The only artist in "Atom" who doesn't live in Houston is photographer Greg Spaulding, though his work has been seen here before. His contributions to the show are some very traditional greeting-card nudes set in the desert. Spaulding, who teaches in Corpus Christi, uses an unusual gum-bichromate printing process that's more interesting than the photos themselves. He takes thick watercolor paper, applies chemicals and pigment, then exposes it. The process must be repeated over and over to build up an image, and layers of different colors can be used to make one-of-a-kind prints. This is where "Atom" comes closest to showing man as object of desire, and, tellingly, it's also the show's least engaging part. Adam: Creation, which was used on the exhibit's invitation, is a silhouette of a man standing atop a dune with the setting sun shining between his legs. The light is refracted in the camera lens like a world-creating explosion, but not one that's very enlightening. These photos present the male figure as self-absorbed, playing with his own shadow. Perhaps because they don't reveal much about the photographer, they also don't reveal much about the condition of man.

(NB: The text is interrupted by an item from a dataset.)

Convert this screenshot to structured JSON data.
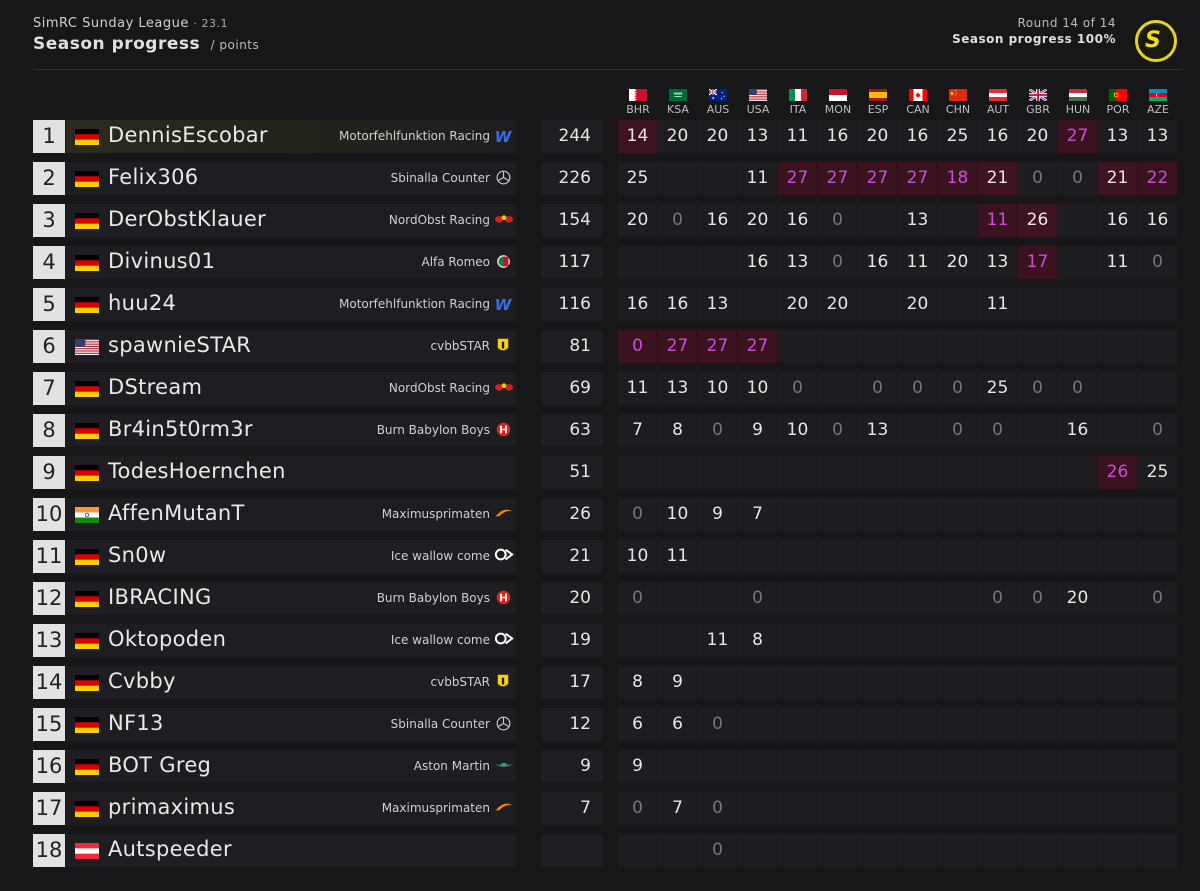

Fluhr, Collins and Otto aren't entirely willing to let the audience in on the emotional state of their subject either, choosing fantasy, abstraction or metaphor as distancers that may reflect the interpersonal gulfs they in fact feel. But they do show a modern man who is fragile, uncertain and faced with battles not necessarily of his own choosing. Perhaps more than offering a revealing or unusual collection of works on the male figure, "Atom" offers successful specimens from established artists working within their usual parameters. It's a show that anyone who wants a look at what Fluhr calls "the Houston School" should sample.